Not enough human resources

Other mental health professionals, apart from psychiatrists, were also inadequate in number, the committee observed. There was not a single clinical psychologist in some States like Haryana and Union Territories like Andaman & Nicobar Islands, Lakshwadweep and Daman and Diu. Chhattisgarh and Madhya Pradesh had just one each. Likewise, the number of psychiatric social workers was far below the desired number. Only 14 of the 47 government psychiatric institutions had dedicated beds for children, 15 had specialised inpatient services for the elderly. While de-addiction services were available in 22 hospitals, only the IHBAS, the Institute of Psychiatry and Human Behaviour (Goa) and the Psychiatric Disease Hospital (Jammu) were able to give specifics of the number of emergencies in the last year. In 13 of the 47 hospitals, the medical superintendent was not a psychiatrist, which was in contravention of established recommendations.

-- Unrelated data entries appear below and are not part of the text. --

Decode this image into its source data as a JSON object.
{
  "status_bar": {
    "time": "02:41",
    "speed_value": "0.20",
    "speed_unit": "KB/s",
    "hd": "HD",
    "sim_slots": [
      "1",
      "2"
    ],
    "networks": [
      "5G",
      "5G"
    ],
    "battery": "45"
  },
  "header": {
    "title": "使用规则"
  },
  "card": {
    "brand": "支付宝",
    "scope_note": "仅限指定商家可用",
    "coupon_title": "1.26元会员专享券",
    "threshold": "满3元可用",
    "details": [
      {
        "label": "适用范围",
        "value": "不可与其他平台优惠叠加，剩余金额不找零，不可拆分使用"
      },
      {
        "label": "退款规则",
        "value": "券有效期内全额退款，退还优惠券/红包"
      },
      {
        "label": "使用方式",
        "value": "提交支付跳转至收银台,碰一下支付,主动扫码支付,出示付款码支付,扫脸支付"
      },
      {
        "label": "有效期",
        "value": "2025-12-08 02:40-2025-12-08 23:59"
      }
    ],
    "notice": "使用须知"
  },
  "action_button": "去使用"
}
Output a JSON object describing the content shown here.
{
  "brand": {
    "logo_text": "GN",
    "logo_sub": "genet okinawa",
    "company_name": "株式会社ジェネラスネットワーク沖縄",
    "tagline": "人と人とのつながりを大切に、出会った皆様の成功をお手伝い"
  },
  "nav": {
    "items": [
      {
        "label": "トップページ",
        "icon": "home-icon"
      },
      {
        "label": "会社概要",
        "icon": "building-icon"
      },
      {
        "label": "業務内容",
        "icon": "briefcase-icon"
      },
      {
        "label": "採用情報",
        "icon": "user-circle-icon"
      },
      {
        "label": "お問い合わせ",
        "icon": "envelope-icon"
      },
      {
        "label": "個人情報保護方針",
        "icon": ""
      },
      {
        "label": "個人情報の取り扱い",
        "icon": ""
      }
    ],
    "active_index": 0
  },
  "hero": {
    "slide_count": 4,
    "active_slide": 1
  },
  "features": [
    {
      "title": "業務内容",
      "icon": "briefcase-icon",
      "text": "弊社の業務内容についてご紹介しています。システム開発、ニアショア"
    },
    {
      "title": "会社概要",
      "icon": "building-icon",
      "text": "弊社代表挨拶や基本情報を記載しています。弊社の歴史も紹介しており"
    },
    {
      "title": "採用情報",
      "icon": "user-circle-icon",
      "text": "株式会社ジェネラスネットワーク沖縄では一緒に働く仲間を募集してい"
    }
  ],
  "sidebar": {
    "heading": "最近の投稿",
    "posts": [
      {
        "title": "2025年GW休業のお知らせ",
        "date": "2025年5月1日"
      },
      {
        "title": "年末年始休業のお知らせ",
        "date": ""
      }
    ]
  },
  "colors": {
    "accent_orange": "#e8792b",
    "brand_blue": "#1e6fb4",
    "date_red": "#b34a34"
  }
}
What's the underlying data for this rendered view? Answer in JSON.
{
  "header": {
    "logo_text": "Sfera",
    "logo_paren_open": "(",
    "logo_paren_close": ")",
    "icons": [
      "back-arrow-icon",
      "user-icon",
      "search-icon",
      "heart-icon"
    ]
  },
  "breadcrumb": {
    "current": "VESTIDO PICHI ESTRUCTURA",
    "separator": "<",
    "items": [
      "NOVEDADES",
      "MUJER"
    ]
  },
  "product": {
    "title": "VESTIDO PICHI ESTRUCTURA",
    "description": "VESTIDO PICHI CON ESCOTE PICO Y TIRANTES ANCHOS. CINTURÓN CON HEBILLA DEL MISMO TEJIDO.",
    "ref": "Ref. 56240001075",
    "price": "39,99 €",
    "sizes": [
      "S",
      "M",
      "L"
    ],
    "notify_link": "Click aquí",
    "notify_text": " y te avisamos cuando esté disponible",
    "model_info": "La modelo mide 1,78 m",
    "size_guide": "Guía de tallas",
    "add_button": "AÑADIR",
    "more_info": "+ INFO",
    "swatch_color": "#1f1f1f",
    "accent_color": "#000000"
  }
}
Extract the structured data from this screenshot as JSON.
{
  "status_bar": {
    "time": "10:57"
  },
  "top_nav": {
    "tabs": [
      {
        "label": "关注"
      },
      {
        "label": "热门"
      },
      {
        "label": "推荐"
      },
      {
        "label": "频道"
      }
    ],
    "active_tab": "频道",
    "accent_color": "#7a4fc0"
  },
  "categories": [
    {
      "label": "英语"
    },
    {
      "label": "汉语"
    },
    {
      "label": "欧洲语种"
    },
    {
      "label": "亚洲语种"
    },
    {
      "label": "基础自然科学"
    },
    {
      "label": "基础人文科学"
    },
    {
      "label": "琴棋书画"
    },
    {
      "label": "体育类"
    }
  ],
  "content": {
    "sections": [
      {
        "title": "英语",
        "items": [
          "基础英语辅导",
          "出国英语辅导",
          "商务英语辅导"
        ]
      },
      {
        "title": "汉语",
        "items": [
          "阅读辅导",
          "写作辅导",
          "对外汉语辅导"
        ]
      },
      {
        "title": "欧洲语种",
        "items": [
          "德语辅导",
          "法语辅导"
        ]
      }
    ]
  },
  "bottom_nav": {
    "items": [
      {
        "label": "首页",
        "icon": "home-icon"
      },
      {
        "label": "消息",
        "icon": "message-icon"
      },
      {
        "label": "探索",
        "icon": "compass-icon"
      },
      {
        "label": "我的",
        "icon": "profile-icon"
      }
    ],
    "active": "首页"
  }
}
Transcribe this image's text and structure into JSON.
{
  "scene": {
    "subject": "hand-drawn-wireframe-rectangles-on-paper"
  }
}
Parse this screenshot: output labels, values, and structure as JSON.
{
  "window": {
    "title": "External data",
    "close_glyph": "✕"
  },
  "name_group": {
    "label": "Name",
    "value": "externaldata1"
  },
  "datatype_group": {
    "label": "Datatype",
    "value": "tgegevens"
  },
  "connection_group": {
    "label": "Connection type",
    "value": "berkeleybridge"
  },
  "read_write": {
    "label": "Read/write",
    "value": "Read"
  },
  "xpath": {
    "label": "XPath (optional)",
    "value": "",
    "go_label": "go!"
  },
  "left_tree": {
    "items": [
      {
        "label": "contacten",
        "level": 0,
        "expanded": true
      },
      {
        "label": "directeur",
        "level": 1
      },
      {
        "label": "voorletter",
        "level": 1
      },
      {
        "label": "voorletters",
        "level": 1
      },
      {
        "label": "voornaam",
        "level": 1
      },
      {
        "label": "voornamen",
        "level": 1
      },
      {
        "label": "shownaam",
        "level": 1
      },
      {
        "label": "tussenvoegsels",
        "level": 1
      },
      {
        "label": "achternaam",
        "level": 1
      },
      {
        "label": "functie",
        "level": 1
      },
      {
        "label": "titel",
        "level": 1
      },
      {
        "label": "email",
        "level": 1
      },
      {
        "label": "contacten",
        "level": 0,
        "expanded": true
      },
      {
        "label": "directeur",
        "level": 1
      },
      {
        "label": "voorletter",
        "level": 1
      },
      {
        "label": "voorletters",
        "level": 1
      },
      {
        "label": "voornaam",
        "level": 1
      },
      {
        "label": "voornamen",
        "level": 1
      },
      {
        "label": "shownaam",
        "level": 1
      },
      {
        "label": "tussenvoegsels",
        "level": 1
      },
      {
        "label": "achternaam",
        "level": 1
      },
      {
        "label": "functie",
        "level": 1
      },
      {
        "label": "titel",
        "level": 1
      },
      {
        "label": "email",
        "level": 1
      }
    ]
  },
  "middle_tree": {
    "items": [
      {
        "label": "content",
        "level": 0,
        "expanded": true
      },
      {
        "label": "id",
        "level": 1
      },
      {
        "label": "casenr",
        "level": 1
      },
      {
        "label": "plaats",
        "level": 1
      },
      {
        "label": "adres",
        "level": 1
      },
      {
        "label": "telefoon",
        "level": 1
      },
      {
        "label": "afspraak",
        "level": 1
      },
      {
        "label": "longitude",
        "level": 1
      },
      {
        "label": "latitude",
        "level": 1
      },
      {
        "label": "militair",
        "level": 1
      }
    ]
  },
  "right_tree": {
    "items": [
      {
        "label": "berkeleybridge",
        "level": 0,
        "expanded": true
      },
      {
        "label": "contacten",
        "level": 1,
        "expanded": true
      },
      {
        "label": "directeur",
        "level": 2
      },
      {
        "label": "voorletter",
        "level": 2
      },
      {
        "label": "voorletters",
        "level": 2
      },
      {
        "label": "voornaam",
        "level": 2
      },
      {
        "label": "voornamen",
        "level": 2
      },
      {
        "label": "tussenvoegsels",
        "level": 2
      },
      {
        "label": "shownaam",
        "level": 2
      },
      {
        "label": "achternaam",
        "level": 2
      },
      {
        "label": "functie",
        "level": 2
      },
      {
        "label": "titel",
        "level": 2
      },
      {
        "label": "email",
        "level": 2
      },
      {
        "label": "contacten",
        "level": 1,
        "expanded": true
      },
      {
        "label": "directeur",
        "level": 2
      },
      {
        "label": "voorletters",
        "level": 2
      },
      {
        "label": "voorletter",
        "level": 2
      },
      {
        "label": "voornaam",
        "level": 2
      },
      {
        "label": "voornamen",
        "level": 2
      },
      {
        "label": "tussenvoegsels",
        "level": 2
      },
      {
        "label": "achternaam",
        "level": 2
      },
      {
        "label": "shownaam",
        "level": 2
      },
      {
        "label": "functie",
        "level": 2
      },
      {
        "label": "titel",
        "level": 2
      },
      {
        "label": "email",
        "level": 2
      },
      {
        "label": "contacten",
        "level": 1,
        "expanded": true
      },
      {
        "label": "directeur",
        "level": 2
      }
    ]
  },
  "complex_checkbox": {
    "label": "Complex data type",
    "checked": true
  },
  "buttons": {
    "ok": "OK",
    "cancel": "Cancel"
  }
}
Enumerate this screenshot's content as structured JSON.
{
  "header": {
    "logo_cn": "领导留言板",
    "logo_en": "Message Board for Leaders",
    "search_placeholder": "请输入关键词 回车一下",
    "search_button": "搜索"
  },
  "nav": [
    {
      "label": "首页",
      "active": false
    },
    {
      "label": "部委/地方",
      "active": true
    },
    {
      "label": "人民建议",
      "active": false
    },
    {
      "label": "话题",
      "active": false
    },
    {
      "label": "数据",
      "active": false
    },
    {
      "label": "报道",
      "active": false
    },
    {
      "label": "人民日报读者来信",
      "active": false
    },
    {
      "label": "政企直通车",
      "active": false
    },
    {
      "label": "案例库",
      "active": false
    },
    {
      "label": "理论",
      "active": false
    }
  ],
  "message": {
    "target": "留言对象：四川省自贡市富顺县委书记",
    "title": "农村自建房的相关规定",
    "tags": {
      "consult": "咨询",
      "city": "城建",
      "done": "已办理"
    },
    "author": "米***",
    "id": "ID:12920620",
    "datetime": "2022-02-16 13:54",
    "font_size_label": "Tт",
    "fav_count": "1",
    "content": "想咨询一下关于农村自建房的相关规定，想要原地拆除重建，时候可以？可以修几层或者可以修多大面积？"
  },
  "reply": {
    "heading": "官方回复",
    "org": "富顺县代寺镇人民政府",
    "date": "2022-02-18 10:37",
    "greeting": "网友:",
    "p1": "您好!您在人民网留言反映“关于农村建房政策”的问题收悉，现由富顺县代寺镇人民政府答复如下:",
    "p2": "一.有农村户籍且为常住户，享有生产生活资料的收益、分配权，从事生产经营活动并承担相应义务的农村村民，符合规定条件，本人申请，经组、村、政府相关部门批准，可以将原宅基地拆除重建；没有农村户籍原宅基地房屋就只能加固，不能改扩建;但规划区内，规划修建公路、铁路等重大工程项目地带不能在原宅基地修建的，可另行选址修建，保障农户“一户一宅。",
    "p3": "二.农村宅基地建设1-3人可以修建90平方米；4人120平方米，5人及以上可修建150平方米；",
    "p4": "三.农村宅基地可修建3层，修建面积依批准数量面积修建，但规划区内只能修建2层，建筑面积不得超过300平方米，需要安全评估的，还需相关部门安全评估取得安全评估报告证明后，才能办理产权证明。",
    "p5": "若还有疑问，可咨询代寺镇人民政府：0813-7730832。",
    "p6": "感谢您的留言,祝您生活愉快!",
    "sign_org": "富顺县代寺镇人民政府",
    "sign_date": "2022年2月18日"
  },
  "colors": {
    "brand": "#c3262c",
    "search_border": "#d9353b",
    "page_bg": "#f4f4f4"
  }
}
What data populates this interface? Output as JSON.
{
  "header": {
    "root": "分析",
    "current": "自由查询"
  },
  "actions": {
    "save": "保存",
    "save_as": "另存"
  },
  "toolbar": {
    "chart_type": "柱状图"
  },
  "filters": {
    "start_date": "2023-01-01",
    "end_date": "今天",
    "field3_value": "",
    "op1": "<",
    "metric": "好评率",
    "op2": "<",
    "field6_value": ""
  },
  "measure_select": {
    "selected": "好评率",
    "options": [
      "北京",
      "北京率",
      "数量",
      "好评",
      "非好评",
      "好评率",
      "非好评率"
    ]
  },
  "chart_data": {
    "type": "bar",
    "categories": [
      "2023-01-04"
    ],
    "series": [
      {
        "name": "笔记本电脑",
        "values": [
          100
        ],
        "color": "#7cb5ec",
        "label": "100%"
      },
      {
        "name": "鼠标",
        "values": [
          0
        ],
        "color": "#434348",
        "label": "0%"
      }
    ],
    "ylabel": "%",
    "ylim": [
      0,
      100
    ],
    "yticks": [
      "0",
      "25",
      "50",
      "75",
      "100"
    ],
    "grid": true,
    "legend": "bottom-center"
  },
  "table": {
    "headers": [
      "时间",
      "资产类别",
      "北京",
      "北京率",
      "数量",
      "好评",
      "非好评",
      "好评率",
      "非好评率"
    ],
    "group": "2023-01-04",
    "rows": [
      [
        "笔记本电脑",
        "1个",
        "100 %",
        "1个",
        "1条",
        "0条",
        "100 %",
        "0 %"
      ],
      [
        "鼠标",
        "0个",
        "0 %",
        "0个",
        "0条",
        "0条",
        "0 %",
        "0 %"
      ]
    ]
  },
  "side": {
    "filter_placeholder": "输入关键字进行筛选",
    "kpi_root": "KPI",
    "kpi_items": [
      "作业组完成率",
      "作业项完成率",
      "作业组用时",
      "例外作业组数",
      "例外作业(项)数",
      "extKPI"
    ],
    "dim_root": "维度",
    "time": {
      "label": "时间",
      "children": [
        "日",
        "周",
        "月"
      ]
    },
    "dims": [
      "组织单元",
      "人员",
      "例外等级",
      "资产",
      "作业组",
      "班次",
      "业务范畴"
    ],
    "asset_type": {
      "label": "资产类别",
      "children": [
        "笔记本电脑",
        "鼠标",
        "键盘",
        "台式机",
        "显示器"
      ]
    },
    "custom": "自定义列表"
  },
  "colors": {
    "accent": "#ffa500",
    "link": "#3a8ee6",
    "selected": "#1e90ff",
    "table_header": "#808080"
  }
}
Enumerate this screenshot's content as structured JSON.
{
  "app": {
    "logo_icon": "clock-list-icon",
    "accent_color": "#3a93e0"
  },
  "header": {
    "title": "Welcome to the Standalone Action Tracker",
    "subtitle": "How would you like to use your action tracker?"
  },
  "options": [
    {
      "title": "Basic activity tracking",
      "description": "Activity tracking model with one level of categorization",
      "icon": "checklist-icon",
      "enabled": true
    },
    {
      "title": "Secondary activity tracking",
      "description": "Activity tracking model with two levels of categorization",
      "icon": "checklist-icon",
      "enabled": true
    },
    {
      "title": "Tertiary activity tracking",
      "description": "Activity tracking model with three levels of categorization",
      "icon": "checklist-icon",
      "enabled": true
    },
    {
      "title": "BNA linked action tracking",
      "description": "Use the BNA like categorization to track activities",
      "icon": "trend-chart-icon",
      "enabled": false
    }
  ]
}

In Haryana, the only psychiatric hospital, at Rohtak, which was a new facility, did not have the post of medical superintendent. Even at NIMHANS, one of the oldest and most respectable institutions in the country, the medical superintendent was not a psychiatrist. The committee noted that “very few States have an idea about the number of children with intellectual disabilities, number of children, adolescents and elderly with mental disorders, number of persons in institutional settings like prisons, correctional homes, children’s homes, destitute homes with mental disorders. These groups have special needs and to plan services, it is necessary to know what the service need is.”

Yogesh Jain, from the Jan Swasthya Aayog, a collective of health professionals and workers, said that the health care problems of rural India with tribal populations were not even mapped. “The quality of health care is indicated in what the providers prescribe in the form of tests, drugs, interventions and in the quality of documentation. Access to health care has improved under the National Health Mission [NHM], but the quality has not. Fifty per cent of the districts in Chhattisgarh do not have a blood bank. Our own data show that mental health problems are on the rise. Chhattisgarh is among the States with a high rate of suicide; alcoholism is on the rise, too. In a State with a population of 32 million, there are only two mental hospitals. Care for major psychiatric illnesses is poor and non-existent for anxiety and depression,” he told Frontline .

The votaries of public health often quote Rudolph Virchow, a 19th century pioneer in medicine and pathology who was also a public health activist, as having said that “medicine is a social science and politics is nothing but medicine on a large scale”. A piece of legislation alone will not bring about the changes required in the infrastructure of mental health care. A strong understanding of why more and more people are suffering from mental distress is required.